Baisser la pression marketing
La pression marketing est également surveillée comme le lait sur le feu par Fidcar, autre prestataire présent dans ce domaine, qui propose la solution FidcarPredict. Mais au‑delà de cet aspect, c’est aussi la capacité à définir des prédictions qui améliore le taux de conversion. Or, cette capacité se nourrit des données accessibles au sein des DMS des professionnels, mais aussi de leur traitement. Custeed travaille sur une base de 150 indicateurs.
"L’information est disponible mais complètement indigeste pour un distributeur car éparse selon les services et les DMS différents suivant les marques. En centralisant toutes ces données et en les enrichissant, nous faisons en sorte que les algorithmes évoluent", précise Olivier Guillemot. Fidcar aspire également toutes ces data, de manière quotidienne, et leur ajoute une dose d’intelligence artificielle basée sur les informations personnelles des clients. "Nous regardons plus loin que les règles de facturation. En couplant les données des véhicules avec celles des clients, comme leurs dépenses annuelles, nous observons le besoin de consommation, ce qui nous permet de nous placer en anticipation d’une dépense", précise Fabrice Caltagirone, cofondateur de Fidcar. Une culture du marketing qui permet d’atteindre un taux de conversion directe de plus de 5 % contre 1 % de manière générale.

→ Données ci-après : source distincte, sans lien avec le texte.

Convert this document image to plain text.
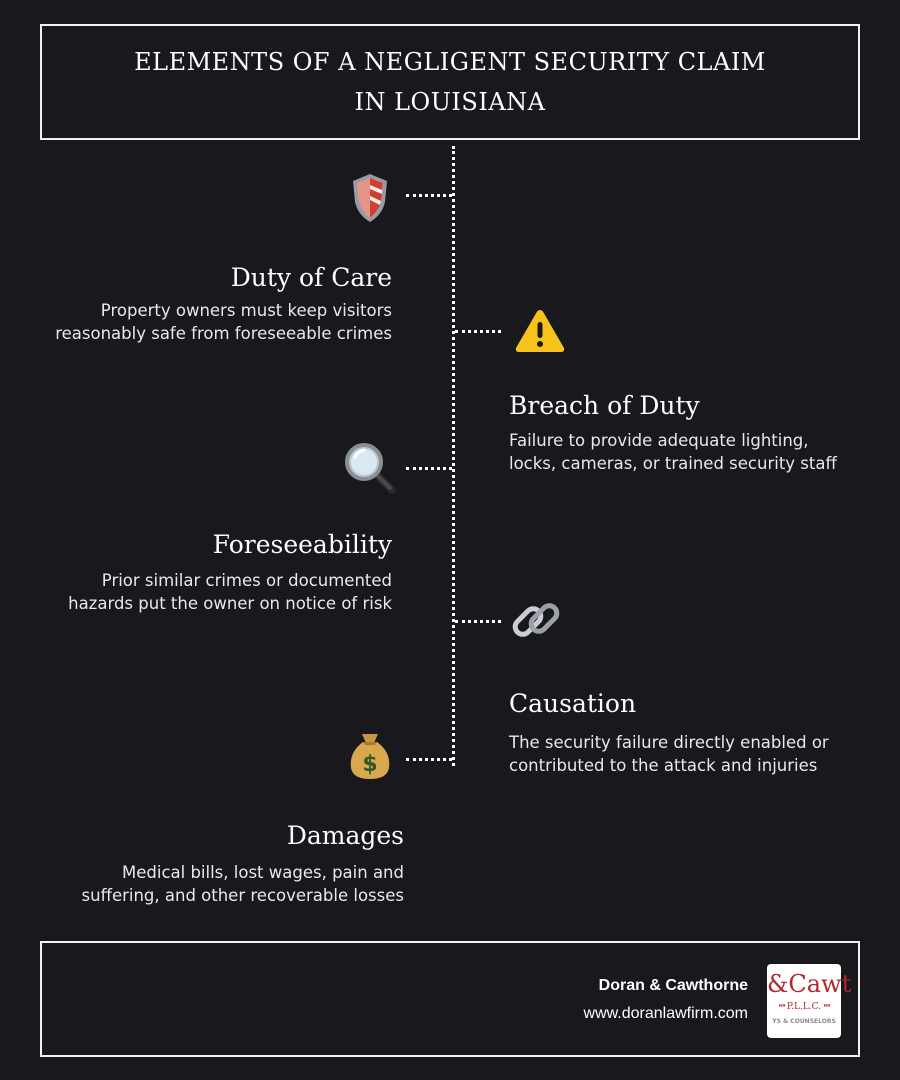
ELEMENTS OF A NEGLIGENT SECURITY CLAIM IN LOUISIANA
Duty of Care
Property owners must keep visitors reasonably safe from foreseeable crimes
Breach of Duty
Failure to provide adequate lighting, locks, cameras, or trained security staff
Foreseeability
Prior similar crimes or documented hazards put the owner on notice of risk
Causation
The security failure directly enabled or contributed to the attack and injuries
$
Damages
Medical bills, lost wages, pain and suffering, and other recoverable losses
Doran & Cawthorne
www.doranlawfirm.com
&Cawt
⁌⁍ P.L.L.C. ⁌⁍
YS & COUNSELORS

"Nous avions la volonté d’affiner nos ciblages pour répondre aux besoins de nos client tout en faisant baisser la pression marketing et connaître le retour sur investissement de nos campagnes", explique Romain Illegems, responsable communication marketing digital et e-commerce du groupe. Cet outil est connecté à notre base client mais aussi aux données de facturation. Si de manière classique, nous disposons du nombre de mail ouvert, et cliqué avec cette solution nous allons plus loin car elle nous permet d’avoir un esprit critique sur l’offre proposée aux clients et la réajuster immédiatement. On est plus sur une frappe chirurgicale", s’amuse Romain Illegems.Je fais très attention aux chiffres avancés. Mais dans le cas du groupe, je sais que nous sommes passés de 1 à 2 % de taux de transformation à un chiffre variant entre 5 et 10 % selon l’objet de la campagne."